Their workflow involves downloading LLMs and tokenizers from Hugging Face , converting models into ONNX and then LLVM IR format, and running LLTFI fault injection campaigns. Inputs are converted into TensorProto format, faults are injected during inference, and the resulting outputs are converted back into human-readable text and compared with the correct outputs to detect silent data corruptions.
4. Experiments
4.1 Setup
The study evaluates the resilience of several popular LLMs under hardware faults using benchmarks with different architectures and tasks: PubMedBERT for medical question answering, CodeBERT for code completion, T5 for translation, RoBERTa for sentiment analysis, and GPT-2 for text generation. They also tested multiple BERT variants trained with different pre-training objectives.
The authors ran over 210,000 fault injection experiments by randomly inserting single bit-flip faults into floating-point CPU instructions during inference. Faults were injected into randomly selected layers, instructions, and bit positions while avoiding crashes by preserving program control flow.
To measure resilience, they used:
- SDC rate: how often faults caused incorrect outputs.

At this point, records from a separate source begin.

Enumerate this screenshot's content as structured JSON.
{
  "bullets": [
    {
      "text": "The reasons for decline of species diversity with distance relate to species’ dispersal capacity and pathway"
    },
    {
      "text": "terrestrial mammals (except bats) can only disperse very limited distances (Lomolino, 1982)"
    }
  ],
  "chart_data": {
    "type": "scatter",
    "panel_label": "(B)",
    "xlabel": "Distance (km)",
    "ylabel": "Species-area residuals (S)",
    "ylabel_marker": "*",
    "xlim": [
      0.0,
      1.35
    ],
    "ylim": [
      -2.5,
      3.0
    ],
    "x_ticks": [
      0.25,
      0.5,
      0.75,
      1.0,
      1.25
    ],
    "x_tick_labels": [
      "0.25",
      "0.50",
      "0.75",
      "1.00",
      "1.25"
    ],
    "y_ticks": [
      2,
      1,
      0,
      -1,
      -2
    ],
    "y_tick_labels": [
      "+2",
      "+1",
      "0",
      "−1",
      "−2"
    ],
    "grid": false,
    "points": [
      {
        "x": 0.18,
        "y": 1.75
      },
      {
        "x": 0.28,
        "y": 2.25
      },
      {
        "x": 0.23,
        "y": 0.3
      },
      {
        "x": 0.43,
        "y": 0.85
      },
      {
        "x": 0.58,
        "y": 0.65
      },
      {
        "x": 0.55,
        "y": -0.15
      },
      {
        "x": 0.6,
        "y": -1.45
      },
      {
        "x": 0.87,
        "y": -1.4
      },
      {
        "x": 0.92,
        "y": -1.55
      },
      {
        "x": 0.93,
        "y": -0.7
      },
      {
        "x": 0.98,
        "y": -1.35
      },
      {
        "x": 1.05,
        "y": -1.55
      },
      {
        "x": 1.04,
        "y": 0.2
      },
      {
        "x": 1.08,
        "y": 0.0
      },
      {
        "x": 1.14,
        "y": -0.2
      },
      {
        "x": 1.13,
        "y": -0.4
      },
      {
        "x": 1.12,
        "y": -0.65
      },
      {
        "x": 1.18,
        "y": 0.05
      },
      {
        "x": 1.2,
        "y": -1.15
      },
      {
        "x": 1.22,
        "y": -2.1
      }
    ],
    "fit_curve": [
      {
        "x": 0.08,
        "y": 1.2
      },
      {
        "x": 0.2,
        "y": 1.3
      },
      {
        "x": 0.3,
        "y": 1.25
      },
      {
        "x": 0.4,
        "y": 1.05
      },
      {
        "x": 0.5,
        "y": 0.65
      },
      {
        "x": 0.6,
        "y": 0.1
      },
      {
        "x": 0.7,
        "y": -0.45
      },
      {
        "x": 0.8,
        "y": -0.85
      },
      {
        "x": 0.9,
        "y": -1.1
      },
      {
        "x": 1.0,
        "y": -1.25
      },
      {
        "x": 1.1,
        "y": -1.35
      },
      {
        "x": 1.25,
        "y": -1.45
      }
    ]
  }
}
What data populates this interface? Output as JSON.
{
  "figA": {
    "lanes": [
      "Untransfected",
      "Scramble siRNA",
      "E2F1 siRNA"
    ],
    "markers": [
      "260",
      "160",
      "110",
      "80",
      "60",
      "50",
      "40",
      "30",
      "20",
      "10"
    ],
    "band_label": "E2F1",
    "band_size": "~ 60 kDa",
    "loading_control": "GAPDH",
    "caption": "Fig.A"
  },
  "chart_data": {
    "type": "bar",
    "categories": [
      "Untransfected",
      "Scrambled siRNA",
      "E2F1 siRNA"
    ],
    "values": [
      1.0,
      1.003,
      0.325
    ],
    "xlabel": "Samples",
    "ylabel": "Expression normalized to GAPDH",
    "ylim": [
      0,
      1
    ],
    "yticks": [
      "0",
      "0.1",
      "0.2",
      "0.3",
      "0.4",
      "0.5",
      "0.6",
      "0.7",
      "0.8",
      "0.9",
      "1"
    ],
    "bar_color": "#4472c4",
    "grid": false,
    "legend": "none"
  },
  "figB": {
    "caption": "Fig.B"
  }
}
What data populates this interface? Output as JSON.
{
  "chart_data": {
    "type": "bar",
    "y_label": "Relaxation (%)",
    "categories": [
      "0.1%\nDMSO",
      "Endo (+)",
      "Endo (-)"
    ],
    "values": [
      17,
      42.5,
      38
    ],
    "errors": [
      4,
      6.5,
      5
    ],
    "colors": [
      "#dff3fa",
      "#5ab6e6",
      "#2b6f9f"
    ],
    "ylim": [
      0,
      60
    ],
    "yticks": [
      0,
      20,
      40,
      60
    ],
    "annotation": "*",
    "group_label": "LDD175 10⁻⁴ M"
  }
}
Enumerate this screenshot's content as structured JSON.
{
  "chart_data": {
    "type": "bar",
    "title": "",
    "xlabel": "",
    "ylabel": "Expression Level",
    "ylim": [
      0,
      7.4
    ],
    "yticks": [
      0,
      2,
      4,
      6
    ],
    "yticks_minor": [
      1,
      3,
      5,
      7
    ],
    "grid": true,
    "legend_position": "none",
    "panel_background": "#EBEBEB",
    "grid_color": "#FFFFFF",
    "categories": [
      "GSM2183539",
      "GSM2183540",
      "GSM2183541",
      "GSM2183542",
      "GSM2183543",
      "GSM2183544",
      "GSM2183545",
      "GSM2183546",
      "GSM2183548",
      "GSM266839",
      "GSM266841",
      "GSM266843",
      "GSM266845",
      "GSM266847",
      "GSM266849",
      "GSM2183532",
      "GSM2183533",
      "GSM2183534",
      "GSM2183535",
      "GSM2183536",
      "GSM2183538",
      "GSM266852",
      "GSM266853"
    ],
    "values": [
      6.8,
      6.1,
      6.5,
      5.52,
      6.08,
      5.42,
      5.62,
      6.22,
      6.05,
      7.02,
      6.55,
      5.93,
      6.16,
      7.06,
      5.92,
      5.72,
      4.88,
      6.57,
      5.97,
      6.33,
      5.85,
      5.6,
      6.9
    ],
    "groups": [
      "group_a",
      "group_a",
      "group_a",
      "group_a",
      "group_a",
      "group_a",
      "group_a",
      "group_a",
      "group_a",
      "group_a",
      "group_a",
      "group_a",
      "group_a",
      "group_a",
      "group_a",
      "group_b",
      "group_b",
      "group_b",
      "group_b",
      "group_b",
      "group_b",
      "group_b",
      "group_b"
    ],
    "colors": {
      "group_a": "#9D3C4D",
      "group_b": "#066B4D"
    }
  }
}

- Cosine similarity: how semantically different corrupted outputs were from correct outputs.
They note that these metrics have limitations because natural language can express similar meanings with different wording, while high cosine similarity can still hide important semantic differences. Therefore, they also performed qualitative analysis of corrupted outputs based on syntactic and semantic changes.
4.2 Results
The experiments showed that LLMs are generally resilient to transient hardware faults, with low silent data corruption (SDC) rates ranging from 0.2% to 1.9%, averaging about 0.9%(This means roughly 9 incorrect outputs per 1000 faults i.e. they simulated 1000 cosmic rays i.e. bit flips and only in 9 cases out of the 1000 did the output change). However, the severity and type of corruption varied widely depending on the model, input, and task.
The authors categorized corrupted outputs into:
- Syntactically incorrect (nonsensical or malformed output),
- Semantically incorrect (grammatically valid but wrong meaning),
- Semantically correct (different wording but same meaning).
Examples included:
- PubMedBERT predicting the wrong protein or disease name,
- T5 producing translations with subtle meaning changes, mixed languages, or paraphrases,
- RoBERTa flipping sentiment labels,
- CodeBERT generating syntactically invalid or logically incorrect Java code,
- GPT-2 generating incoherent or meaningfully altered text.
They found that:
- SDC rates vary significantly even within the same model depending on the input.
- Models with similar architectures can have very different resilience, suggesting that training data and objectives matter.
- Unlike CNNs, all transformer layers in LLMs were similarly sensitive to faults.
- Bit flips in higher-order floating-point exponent bits caused most SDCs, while lower-order bit faults were often naturally suppressed.
- Larger models tended to have higher SDC rates for fill-mask tasks.
- Fine-tuning objectives strongly affected resilience; question-answering tasks were generally more vulnerable than fill-mask tasks.
- Pre-training objectives had little consistent effect, except for models trained on random objectives, which showed uniform behavior regardless of size.
The paper concludes that while LLMs are surprisingly fault-tolerant overall, transient hardware faults can still cause subtle and dangerous semantic errors, especially in safety-critical applications like translation, medicine, or code generation.